108' • France • 2023 • Couleur
Diffusion Arte [La Lucarne], vendredi 20 octobre 2023, (puis en replay)
un film de Vincent Dieutre
avec Dino Koutsolioutsos, Vincent Dieutre, Eva Truffaut, Jean-Marc Barr, Nelson Bourrec Carter, Geoffrey Carey, Darrell Davis, Laurie Karp, Keja-Ho Kramer, Elina Lowensohn, Kate Moran
Image Arnold Pasquier • Montage Matthias Bouffier • Conception sonore Jean-Marc Schick • Son Romain Cadhilac • Mixage son Nathalie Vidal • Textes Stéphane Bouquet, Bruce Bégout • Producteur Stéphane Jourdain • Berlinale 2023, Forum
Découverte d’un Los Angeles sous pandémie par le cinéaste Vincent Dieutre, sur les traces d’un ancien amour. Entre road-movie et journal de bord, une méditation sur l'époque telle qu’elle chute.
Grand amoureux de New York et de la contre-culture américaine des années 1970, Vincent Dieutre n’avait encore jamais visité la Californie. Cette fois, il choisit Los Angeles pour décor de son nouvel essai, filmé pendant la pandémie et nourri par ses retrouvailles via Facebook avec un ancien amant, quarante ans après leur brève rencontre dans un bar gay de New York en 1981. En voiture, le cinéaste erre dans la ville-générique. Invitation à la méditation posturbaine, sa traversée devient aussi prétexte à un regard rétrospectif sur les discours nihilistes et catastrophistes de sa génération, quand lui trouve aujourd'hui dans la poésie un horizon d'espoir. Dans un petit théâtre désaffecté, du côté des anciens studios de Hollywood, nommé The End, Poetry Lounge, la parole vivante des poètes circule clandestinement, tandis que l’auteur et son ancien amant, en quête de sens, s'y réfugient parfois. Mais le “No Future” de sa jeunesse semble s'être radicalement concrétisé dans une Cité des anges à peine sortie du confinement. Dans la ville immense et fantomatique, la vie n'est plus qu'une boucle sans fin en attente de catastrophe, où la nature reprend ses droits : des bougainvillées repoussent sur les garages abandonnés, les serpents à sonnettes se nichent dans les terrains vagues, piscines et poubelles, et le désert gagne sur les friches menacées d'incendie.

L’état du monde
Inscrit dans la pratique cinématographique diariste “autofictionnelle” de son auteur, This Is the End imbrique étroitement le quotidien et l'intime avec sa perception de l'état du monde, à une époque charnière, celle de la pandémie. Un journal de voyage qui revisite Los Angeles à travers un riche matériau de textes, de sons et d’observations, dessinant en creux une réflexion sur le cinéma.
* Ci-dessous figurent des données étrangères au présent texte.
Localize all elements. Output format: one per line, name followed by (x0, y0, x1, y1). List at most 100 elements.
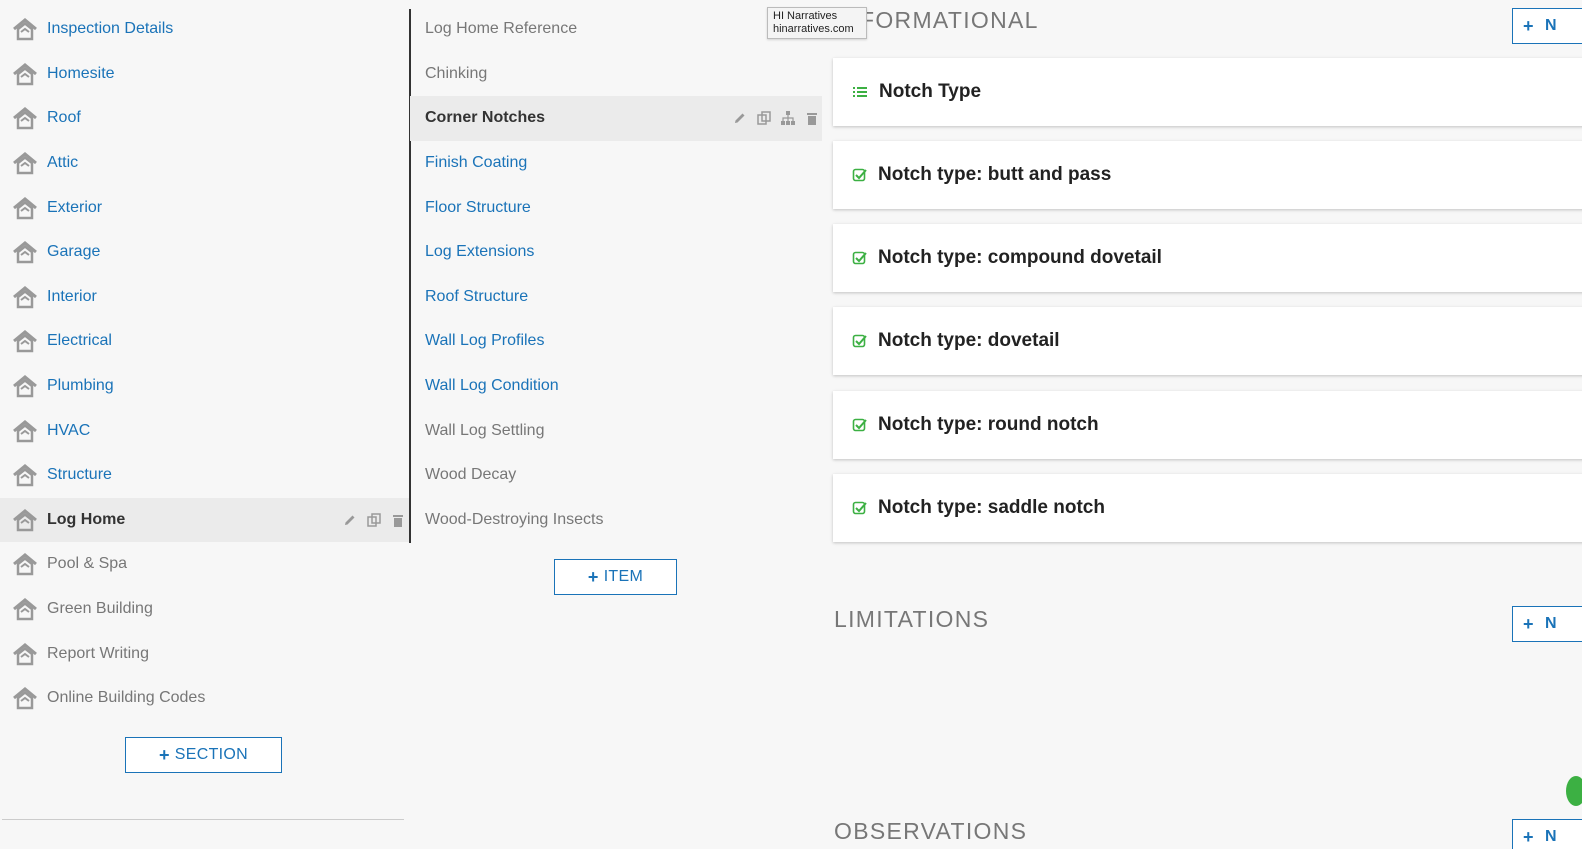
sitemap-icon[interactable] (780, 110, 796, 126)
section-label[interactable]: Attic (47, 154, 78, 172)
item-chinking[interactable]: Chinking (410, 52, 822, 97)
section-item-homesite[interactable]: Homesite (0, 52, 410, 97)
trash-icon[interactable] (390, 512, 406, 528)
section-label[interactable]: Report Writing (47, 645, 149, 663)
pencil-icon[interactable] (732, 110, 748, 126)
section-label[interactable]: Exterior (47, 199, 102, 217)
section-label[interactable]: Electrical (47, 332, 112, 350)
comment-card[interactable]: Notch type: saddle notch (833, 474, 1582, 542)
house-icon (13, 196, 37, 219)
section-label[interactable]: Plumbing (47, 377, 114, 395)
item-label[interactable]: Wall Log Profiles (425, 332, 544, 350)
item-corner-notches[interactable]: Corner Notches (410, 96, 822, 141)
add-informational-button[interactable]: + N (1512, 8, 1582, 44)
comment-card[interactable]: Notch type: compound dovetail (833, 224, 1582, 292)
section-item-garage[interactable]: Garage (0, 230, 410, 275)
help-widget[interactable] (1566, 776, 1582, 806)
comment-card[interactable]: Notch type: dovetail (833, 307, 1582, 375)
add-item-label: ITEM (603, 568, 644, 585)
section-item-online-building-codes[interactable]: Online Building Codes (0, 676, 410, 721)
item-label[interactable]: Wood Decay (425, 466, 516, 484)
item-finish-coating[interactable]: Finish Coating (410, 141, 822, 186)
section-item-electrical[interactable]: Electrical (0, 319, 410, 364)
plus-icon: + (1523, 15, 1534, 36)
checkbox-checked-icon (852, 168, 867, 182)
comment-card[interactable]: Notch type: butt and pass (833, 141, 1582, 209)
tooltip-line-1: HI Narratives (773, 10, 838, 22)
add-section-label: SECTION (174, 746, 249, 763)
house-icon (13, 241, 37, 264)
house-icon (13, 508, 37, 532)
section-item-structure[interactable]: Structure (0, 453, 410, 498)
section-item-hvac[interactable]: HVAC (0, 408, 410, 453)
copy-icon[interactable] (366, 512, 382, 528)
house-icon (13, 107, 37, 130)
section-item-inspection-details[interactable]: Inspection Details (0, 7, 410, 52)
section-item-plumbing[interactable]: Plumbing (0, 364, 410, 409)
item-floor-structure[interactable]: Floor Structure (410, 185, 822, 230)
section-label[interactable]: Structure (47, 466, 112, 484)
item-wall-log-profiles[interactable]: Wall Log Profiles (410, 319, 822, 364)
item-wall-log-settling[interactable]: Wall Log Settling (410, 408, 822, 453)
add-limitation-button[interactable]: + N (1512, 606, 1582, 642)
item-label[interactable]: Corner Notches (425, 109, 545, 127)
items-list: Log Home Reference Chinking Corner Notch… (410, 7, 822, 542)
add-section-button[interactable]: + SECTION (125, 737, 282, 773)
section-label[interactable]: Garage (47, 243, 100, 261)
section-label[interactable]: Log Home (47, 511, 125, 529)
section-item-roof[interactable]: Roof (0, 96, 410, 141)
observations-heading: OBSERVATIONS (834, 818, 1028, 844)
section-label[interactable]: Online Building Codes (47, 689, 205, 707)
bottom-divider (2, 819, 404, 820)
item-wood-decay[interactable]: Wood Decay (410, 453, 822, 498)
comment-title: Notch type: dovetail (878, 330, 1060, 351)
comment-card[interactable]: Notch type: round notch (833, 391, 1582, 459)
trash-icon[interactable] (804, 110, 820, 126)
section-item-attic[interactable]: Attic (0, 141, 410, 186)
add-item-button[interactable]: + ITEM (554, 559, 677, 595)
comment-title: Notch type: butt and pass (878, 164, 1112, 185)
checkbox-checked-icon (852, 418, 867, 432)
section-item-green-building[interactable]: Green Building (0, 587, 410, 632)
item-actions (732, 110, 820, 126)
item-log-home-reference[interactable]: Log Home Reference (410, 7, 822, 52)
item-label[interactable]: Wood-Destroying Insects (425, 511, 603, 529)
comment-title: Notch type: saddle notch (878, 497, 1105, 518)
house-icon (13, 687, 37, 710)
section-label[interactable]: Green Building (47, 600, 153, 618)
plus-icon: + (158, 745, 170, 765)
item-wood-destroying-insects[interactable]: Wood-Destroying Insects (410, 498, 822, 543)
house-icon (13, 642, 37, 665)
item-label[interactable]: Log Extensions (425, 243, 534, 261)
pencil-icon[interactable] (342, 512, 358, 528)
section-item-report-writing[interactable]: Report Writing (0, 631, 410, 676)
section-label[interactable]: Roof (47, 109, 81, 127)
item-wall-log-condition[interactable]: Wall Log Condition (410, 364, 822, 409)
copy-icon[interactable] (756, 110, 772, 126)
section-label[interactable]: Pool & Spa (47, 555, 127, 573)
item-label[interactable]: Wall Log Condition (425, 377, 559, 395)
house-icon (13, 18, 37, 41)
add-observation-button[interactable]: + N (1512, 819, 1582, 849)
section-item-interior[interactable]: Interior (0, 275, 410, 320)
item-label[interactable]: Chinking (425, 65, 487, 83)
section-label[interactable]: Interior (47, 288, 97, 306)
item-roof-structure[interactable]: Roof Structure (410, 275, 822, 320)
add-limitation-label: N (1545, 615, 1557, 632)
comment-card-notch-type[interactable]: Notch Type (833, 58, 1582, 126)
section-item-pool-spa[interactable]: Pool & Spa (0, 542, 410, 587)
section-item-log-home[interactable]: Log Home (0, 497, 410, 543)
limitations-heading: LIMITATIONS (834, 606, 990, 632)
section-item-exterior[interactable]: Exterior (0, 185, 410, 230)
item-log-extensions[interactable]: Log Extensions (410, 230, 822, 275)
section-label[interactable]: Inspection Details (47, 20, 173, 38)
add-informational-label: N (1545, 17, 1557, 34)
item-label[interactable]: Floor Structure (425, 199, 531, 217)
section-label[interactable]: HVAC (47, 422, 90, 440)
item-label[interactable]: Finish Coating (425, 154, 527, 172)
section-label[interactable]: Homesite (47, 65, 115, 83)
item-label[interactable]: Log Home Reference (425, 20, 577, 38)
item-label[interactable]: Wall Log Settling (425, 422, 544, 440)
tooltip-line-2: hinarratives.com (773, 23, 854, 35)
item-label[interactable]: Roof Structure (425, 288, 528, 306)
Pendant la pandémie, le cinéaste se rend à Los Angeles, qui n'est pas étrangère au spectacle et au désastre. Sous le signe d'Hollywood, le mouvement permanent est de rigueur : ne jamais s'arrêter, ne jamais regarder de trop près, ne jamais développer le sentiment d'être ici. Depuis la sécurité de la Ford Mustang, de longs travellings permettent d'observer la ville, dont les surfaces chatoyantes renvoient au cinéaste sa propre perspective, façonnée par la critique culturelle. Les vides diagnostiqués par Baudrillard et Bégout, les connexions manquantes, l'absence de sens, la fin du monde qui a peut-être déjà eu lieu, semblent étonnamment excitants à travers les yeux fatigués de l'Ancien Monde : une histoire d'amour vieille de 40 ans est ravivée, les mouvements de l'amour tombent dans le flux frais du temps, les coyotes conquièrent les jardins, les serpents nagent dans les piscines. Un chœur d'acteurs se partage des poèmes apocalyptiques de E. E. Cummings, Ocean Vuong, Claudia Rankine et d'autres encore ; ces voix du Nouveau Monde interrompent le commentaire français. Et deux corps septuagénaires de deux mondes disparus se synchronisent tendrement avec le cinéma des attractions.